Having had full control over almost all network reserve assets for backing (BTC, ETH, …), sales (USNBT, CNNBT, …), and since almost a year ago also share assets (NSR). I know where the money goes. Payroll and expenses have since January 1, 2017 been logged:
- 18.55 BTC (rough calculation ~$100K)
- 113,075 USNBT
- A few transactions for liquidity operations have been made to addresses not publicly listed. Any human error of my failing to list expenses can be revealed by basic blockchain analysis searching for transactions made to addresses not listed as exchange addresses for Liquidity Operations. I encourage you do that so they can be corrected. I want them shown on our website in graphs, but publishing payments in a pretty way hasn’t been a priority.
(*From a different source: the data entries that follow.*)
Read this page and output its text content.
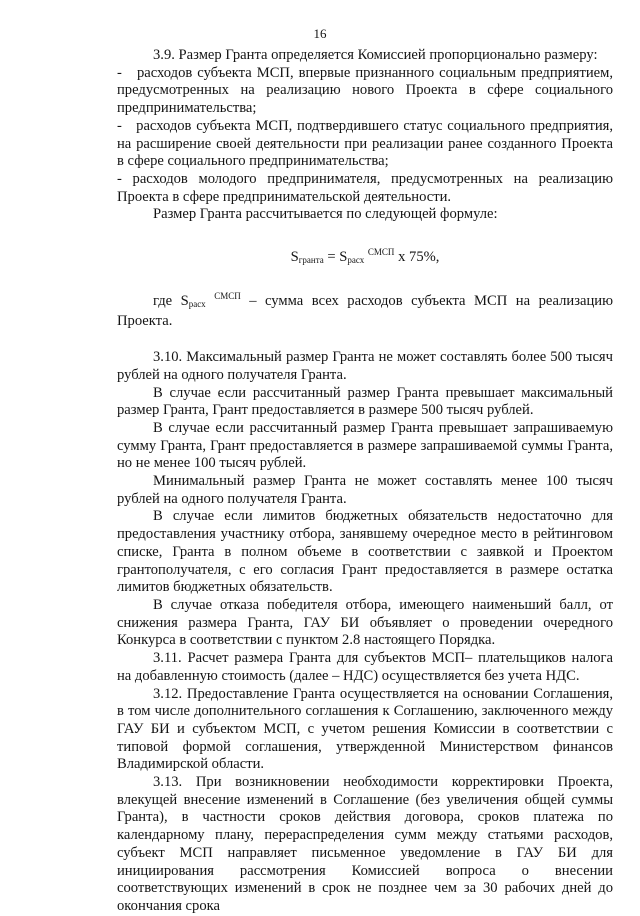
16

3.9. Размер Гранта определяется Комиссией пропорционально размеру:

-   расходов субъекта МСП, впервые признанного социальным предприятием, предусмотренных на реализацию нового Проекта в сфере социального предпринимательства;

-   расходов субъекта МСП, подтвердившего статус социального предприятия, на расширение своей деятельности при реализации ранее созданного Проекта в сфере социального предпринимательства;

- расходов молодого предпринимателя, предусмотренных на реализацию Проекта в сфере предпринимательской деятельности.

Размер Гранта рассчитывается по следующей формуле:

$S_{гранта} = S_{расх}$ $^{СМСП}$ х 75%,

где $S_{расх}$ $^{СМСП}$ – сумма всех расходов субъекта МСП на реализацию Проекта.

3.10. Максимальный размер Гранта не может составлять более 500 тысяч рублей на одного получателя Гранта.

В случае если рассчитанный размер Гранта превышает максимальный размер Гранта, Грант предоставляется в размере 500 тысяч рублей.

В случае если рассчитанный размер Гранта превышает запрашиваемую сумму Гранта, Грант предоставляется в размере запрашиваемой суммы Гранта, но не менее 100 тысяч рублей.

Минимальный размер Гранта не может составлять менее 100 тысяч рублей на одного получателя Гранта.

В случае если лимитов бюджетных обязательств недостаточно для предоставления участнику отбора, занявшему очередное место в рейтинговом списке, Гранта в полном объеме в соответствии с заявкой и Проектом грантополучателя, с его согласия Грант предоставляется в размере остатка лимитов бюджетных обязательств.

В случае отказа победителя отбора, имеющего наименьший балл, от снижения размера Гранта, ГАУ БИ объявляет о проведении очередного Конкурса в соответствии с пунктом 2.8 настоящего Порядка.

3.11. Расчет размера Гранта для субъектов МСП– плательщиков налога на добавленную стоимость (далее – НДС) осуществляется без учета НДС.

3.12. Предоставление Гранта осуществляется на основании Соглашения, в том числе дополнительного соглашения к Соглашению, заключенного между ГАУ БИ и субъектом МСП, с учетом решения Комиссии в соответствии с типовой формой соглашения, утвержденной Министерством финансов Владимирской области.

3.13. При возникновении необходимости корректировки Проекта, влекущей внесение изменений в Соглашение (без увеличения общей суммы Гранта), в частности сроков действия договора, сроков платежа по календарному плану, перераспределения сумм между статьями расходов, субъект МСП направляет письменное уведомление в ГАУ БИ для инициирования рассмотрения Комиссией вопроса о внесении соответствующих изменений в срок не позднее чем за 30 рабочих дней до окончания срока
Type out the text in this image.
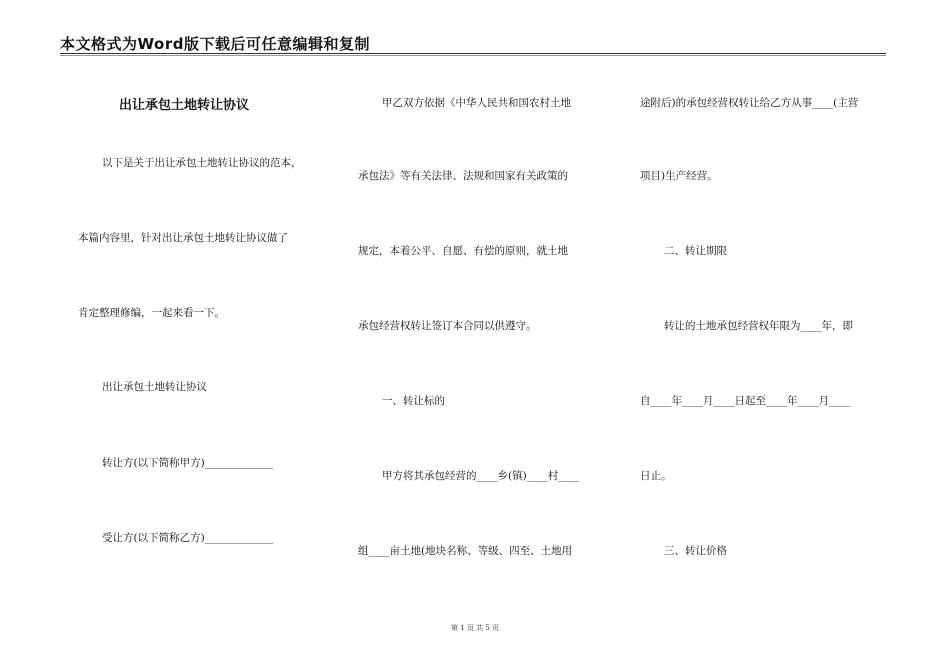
本文格式为Word版下载后可任意编辑和复制
出让承包土地转让协议
以下是关于出让承包土地转让协议的范本，
本篇内容里，针对出让承包土地转让协议做了
肯定整理修编，一起来看一下。
出让承包土地转让协议
转让方(以下简称甲方)_____________
受让方(以下简称乙方)_____________
甲乙双方依据《中华人民共和国农村土地
承包法》等有关法律、法规和国家有关政策的
规定，本着公平、自愿、有偿的原则，就土地
承包经营权转让签订本合同以供遵守。
一、转让标的
甲方将其承包经营的____乡(镇)____村____
组____亩土地(地块名称、等级、四至、土地用
途附后)的承包经营权转让给乙方从事____(主营
项目)生产经营。
二、转让期限
转让的土地承包经营权年限为____年，即
自____年____月____日起至____年____月____
日止。
三、转让价格
第 1 页 共 5 页
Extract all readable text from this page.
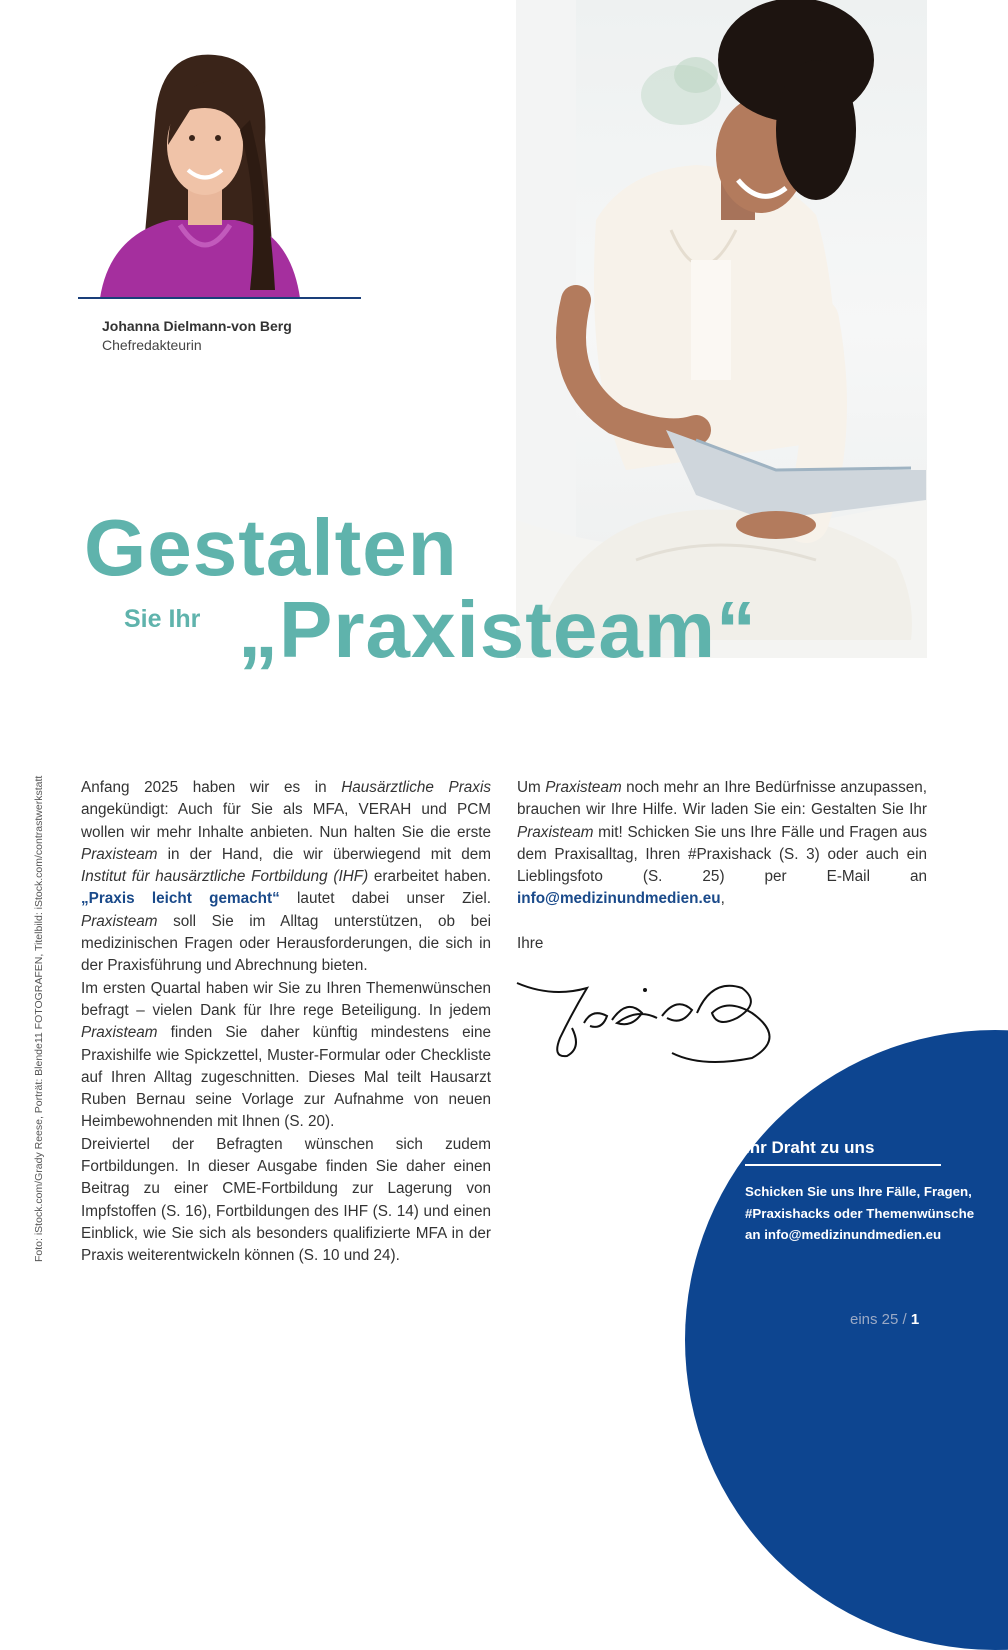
Johanna Dielmann-von Berg
Chefredakteurin
Gestalten
Sie Ihr „Praxisteam“
Foto: iStock.com/Grady Reese, Porträt: Blende11 FOTOGRAFEN, Titelbild: iStock.com/contrastwerkstatt Anfang 2025 haben wir es in Hausärztliche Praxis angekündigt: Auch für Sie als MFA, VERAH und PCM wollen wir mehr Inhalte anbieten. Nun halten Sie die erste Praxisteam in der Hand, die wir überwiegend mit dem Institut für hausärztliche Fortbildung (IHF) erarbeitet haben. „Praxis leicht gemacht“ lautet dabei unser Ziel. Praxisteam soll Sie im Alltag unterstützen, ob bei medizinischen Fragen oder Herausforderungen, die sich in der Praxisführung und Abrechnung bieten.

Im ersten Quartal haben wir Sie zu Ihren Themenwünschen befragt – vielen Dank für Ihre rege Beteiligung. In jedem Praxisteam finden Sie daher künftig mindestens eine Praxishilfe wie Spickzettel, Muster-Formular oder Checkliste auf Ihren Alltag zugeschnitten. Dieses Mal teilt Hausarzt Ruben Bernau seine Vorlage zur Aufnahme von neuen Heimbewohnenden mit Ihnen (S. 20).

Dreiviertel der Befragten wünschen sich zudem Fortbildungen. In dieser Ausgabe finden Sie daher einen Beitrag zu einer CME-Fortbildung zur Lagerung von Impfstoffen (S. 16), Fortbildungen des IHF (S. 14) und einen Einblick, wie Sie sich als besonders qualifizierte MFA in der Praxis weiterentwickeln können (S. 10 und 24).

Um Praxisteam noch mehr an Ihre Bedürfnisse anzupassen, brauchen wir Ihre Hilfe. Wir laden Sie ein: Gestalten Sie Ihr Praxisteam mit! Schicken Sie uns Ihre Fälle und Fragen aus dem Praxisalltag, Ihren #Praxishack (S. 3) oder auch ein Lieblingsfoto (S. 25) per E-Mail an info@medizinundmedien.eu,

Ihre

Ihr Draht zu uns
Schicken Sie uns Ihre Fälle, Fragen, #Praxishacks oder Themenwünsche an info@medizinundmedien.eu
eins 25 / 1
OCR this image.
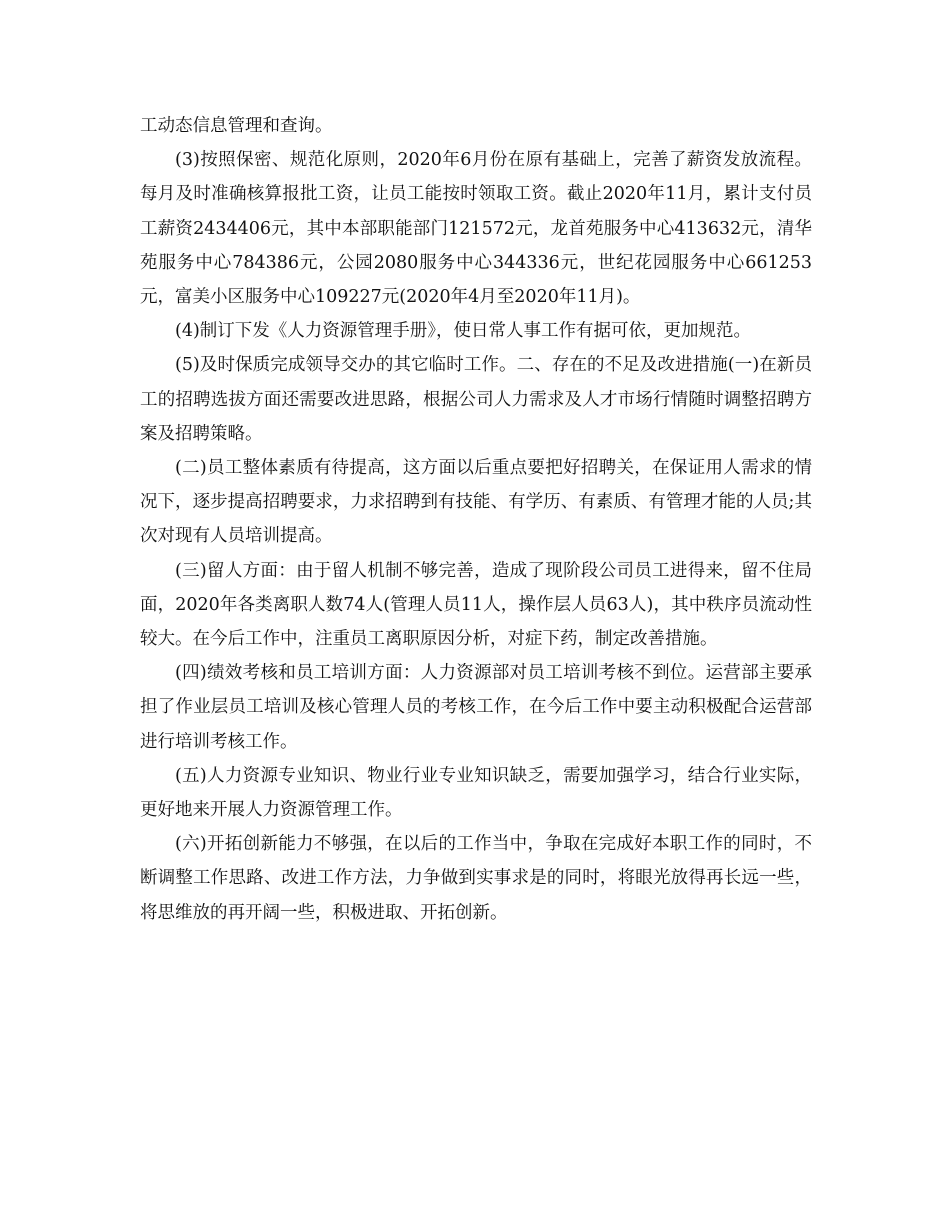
工动态信息管理和查询。

(3)按照保密、规范化原则，2020年6月份在原有基础上，完善了薪资发放流程。每月及时准确核算报批工资，让员工能按时领取工资。截止2020年11月，累计支付员工薪资2434406元，其中本部职能部门121572元，龙首苑服务中心413632元，清华苑服务中心784386元，公园2080服务中心344336元，世纪花园服务中心661253元，富美小区服务中心109227元(2020年4月至2020年11月)。

(4)制订下发《人力资源管理手册》，使日常人事工作有据可依，更加规范。

(5)及时保质完成领导交办的其它临时工作。二、存在的不足及改进措施(一)在新员工的招聘选拔方面还需要改进思路，根据公司人力需求及人才市场行情随时调整招聘方案及招聘策略。

(二)员工整体素质有待提高，这方面以后重点要把好招聘关，在保证用人需求的情况下，逐步提高招聘要求，力求招聘到有技能、有学历、有素质、有管理才能的人员;其次对现有人员培训提高。

(三)留人方面：由于留人机制不够完善，造成了现阶段公司员工进得来，留不住局面，2020年各类离职人数74人(管理人员11人，操作层人员63人)，其中秩序员流动性较大。在今后工作中，注重员工离职原因分析，对症下药，制定改善措施。

(四)绩效考核和员工培训方面：人力资源部对员工培训考核不到位。运营部主要承担了作业层员工培训及核心管理人员的考核工作，在今后工作中要主动积极配合运营部进行培训考核工作。

(五)人力资源专业知识、物业行业专业知识缺乏，需要加强学习，结合行业实际，更好地来开展人力资源管理工作。

(六)开拓创新能力不够强，在以后的工作当中，争取在完成好本职工作的同时，不断调整工作思路、改进工作方法，力争做到实事求是的同时，将眼光放得再长远一些，将思维放的再开阔一些，积极进取、开拓创新。
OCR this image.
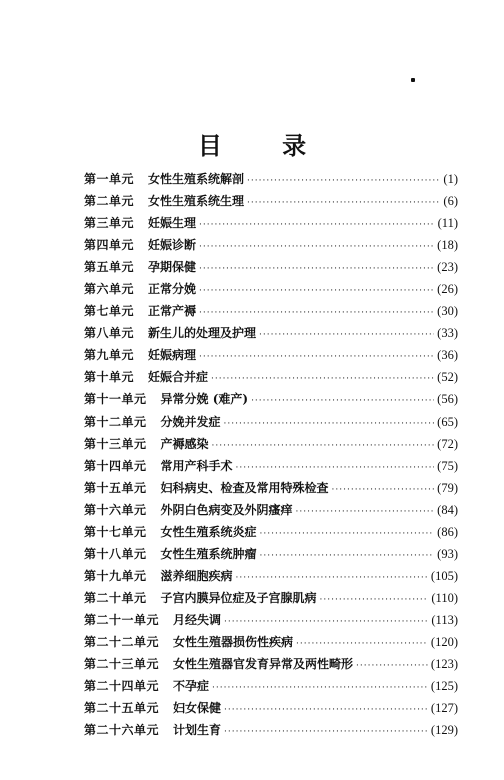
目 录
第一单元 女性生殖系统解剖 ·····	(1)
第二单元 女性生殖系统生理 ·····	(6)
第三单元 妊娠生理 ·····	(11)
第四单元 妊娠诊断 ·····	(18)
第五单元 孕期保健 ·····	(23)
第六单元 正常分娩 ·····	(26)
第七单元 正常产褥 ·····	(30)
第八单元 新生儿的处理及护理 ·····	(33)
第九单元 妊娠病理 ·····	(36)
第十单元 妊娠合并症 ·····	(52)
第十一单元 异常分娩 (难产) ·····	(56)
第十二单元 分娩并发症 ·····	(65)
第十三单元 产褥感染 ·····	(72)
第十四单元 常用产科手术 ·····	(75)
第十五单元 妇科病史、检查及常用特殊检查 ·····	(79)
第十六单元 外阴白色病变及外阴瘙痒 ·····	(84)
第十七单元 女性生殖系统炎症 ·····	(86)
第十八单元 女性生殖系统肿瘤 ·····	(93)
第十九单元 滋养细胞疾病 ·····	(105)
第二十单元 子宫内膜异位症及子宫腺肌病 ·····	(110)
第二十一单元 月经失调 ·····	(113)
第二十二单元 女性生殖器损伤性疾病 ·····	(120)
第二十三单元 女性生殖器官发育异常及两性畸形 ·····	(123)
第二十四单元 不孕症 ·····	(125)
第二十五单元 妇女保健 ·····	(127)
第二十六单元 计划生育 ·····	(129)
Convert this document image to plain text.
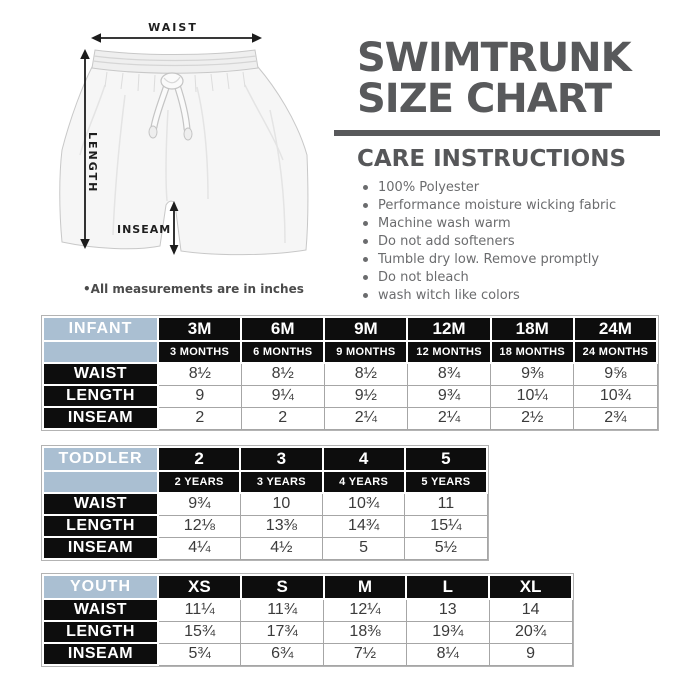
WAIST
LENGTH
INSEAM
•All measurements are in inches
SWIMTRUNK
SIZE CHART
CARE INSTRUCTIONS
100% Polyester
Performance moisture wicking fabric
Machine wash warm
Do not add softeners
Tumble dry low. Remove promptly
Do not bleach
wash witch like colors
INFANT	3M	6M	9M	12M	18M	24M
	3 MONTHS	6 MONTHS	9 MONTHS	12 MONTHS	18 MONTHS	24 MONTHS
WAIST	8½	8½	8½	8¾	9⅜	9⅝
LENGTH	9	9¼	9½	9¾	10¼	10¾
INSEAM	2	2	2¼	2¼	2½	2¾
TODDLER	2	3	4	5
	2 YEARS	3 YEARS	4 YEARS	5 YEARS
WAIST	9¾	10	10¾	11
LENGTH	12⅛	13⅜	14¾	15¼
INSEAM	4¼	4½	5	5½
YOUTH	XS	S	M	L	XL
WAIST	11¼	11¾	12¼	13	14
LENGTH	15¾	17¾	18⅜	19¾	20¾
INSEAM	5¾	6¾	7½	8¼	9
100% reserve ratio guarantees that with 9,000,000 USNBT entering circulation at a Bitcoin price of $18,000 in December, falling to $9,000 early February, those $4,500,000 would simply be lost by the network at mercy of Bitcoin demand. Our liquidity model attempts to address that by creating a demand for NuShares. How else could you do it? @Sabreiib’s idea is something I’m eager to get into, but it’s not what shareholders have asked for.
Something I regret is not pushing harder for the partnership with a major blockchain consulting firm in January–February when Nu had funding. In general we should be less afraid of spending money on things the network needs. There will always be some degree of wasted money before you know how to do something. Worse than that is no results.
@Phoenix and I were the two people who recovered Nu after the peg abandonment mid-2016. We’re the ones working for the continuation of NuBits, to make sure people get their money. We got the peg back within four months in 2016. It’s possible that it will take longer with a higher market cap, but I’m not giving up. People have sadly placed more money in NuBits than they could afford to lose.
Is transparency today not on par with regular companies? We list contractor payments and expenses, but not the exact details. Chief of Liquidity Operations’ compensation rate is public (which is the highest paid). Expenses consist mostly of hosting and online services. I don’t see how more transparency would make such a difference.
I’m not interested in further discussion with those who wish to steal our time and energy from working on what matters. If you have actual ideas, make a thread where you outline them. Curiously, that almost never happens.